Le stime più recenti tenderebbero a dare ragione ai (più o meno) pessimisti. Il tasso di disoccupazione è rimasto relativamente contenuto nel mese di marzo – per effetto delle misure di sostegno al reddito che hanno permesso di minimizzare i licenziamenti e del crollo del tasso di partecipazione – ma è esploso nel mese di aprile registrando un aumento record del 22%. Dal lato delle imprese, nonostante le misure di sostegno al reddito messe in campo dal Governo e la chiusura dei Tribunali abbiano contribuito a tenere basso il numero di fallimenti, secondo una stima recente della CPME (Confédération des Petites et Moyennes Entreprises) metà delle imprese francesi dichiara di non avere liquidità sufficiente per resistere a tre mesi di chiusura, e più di un terzo di non poter resistere neppure un mese. Risultato: più della metà delle piccole e medie imprese francesi teme di non essere in grado di far ripartire l’attività. In linea con il quadro delineato dalla CPME, Coface (Compagnie Française d’Assurance pour le Commerce Extérieur) stima che il tasso di fallimento delle imprese crescerà del 25%.

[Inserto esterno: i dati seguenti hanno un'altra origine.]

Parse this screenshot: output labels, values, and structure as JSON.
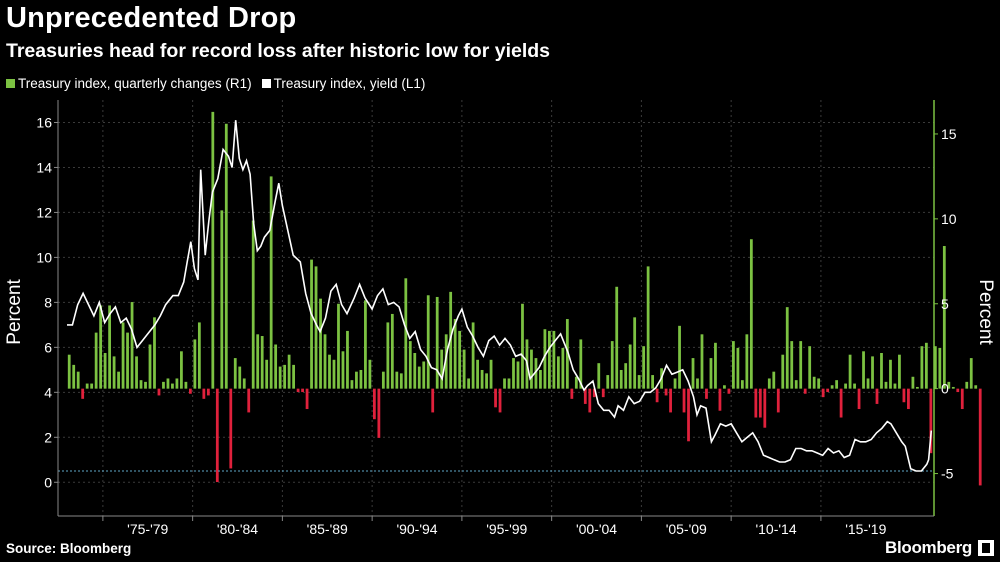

La lettera che verrà estratta nella ruota della ripresa economica francese dipenderà perciò dalla capacità (e dalla volontà!) del Governo di sostenere la domanda finale attraverso misure di sostegno al reddito e investimenti pubblici nei settori strategici, una prospettiva certamente auspicabile ma poco verosimile. Bisogna ricordare che la crisi sanitaria è giunta al culmine di una fase di tensione sociale altissima legata ai progetti di riforma in materia di pensioni, disoccupazione e università, rispetto ai quali il Governo aveva categoricamente escluso di fare marcia indietro, salvo poi sospenderli temporaneamente con l’inizio del confinamento. Appare perciò poco probabile un definitivo abbandono di questa agenda di riforme, in particolare in un contesto di aumento del debito pubblico senza un proporzionale alleggerimento dei vincoli fiscali. Peraltro, il Governo ha dimostrato sin dall’inizio del confinamento grande ambiguità delineando scenari opposti: dal ritorno alle politiche keynesiane all’aumento del tempo di lavoro, quest’ultimo peraltro già avvenuto in alcuni settori durante il confinamento. In merito alla possibilità di reintrodurre l’lSF (impôt de solidarité sur la fortune, la tassa sui grandi patrimoni la cui eliminazione aveva dato vita al movimento di protesta dei Gilet Jaunes) la posizione è invece più chiara ed esclude la partecipazione forzosa dei grandi patrimoni alla ripresa economica. Probabilmente – come in occasione dell’incendio della Cattedrale di Notre-Dame di Parigi – si fa affidamento sulle donazioni filantropiche che da quei patrimoni potranno provenire in cambio di sgravi fiscali tra i più generosi al mondo. Chi finanzierà la ripresa e di quale ripresa si tratterà? Queste sono le grandi incognite.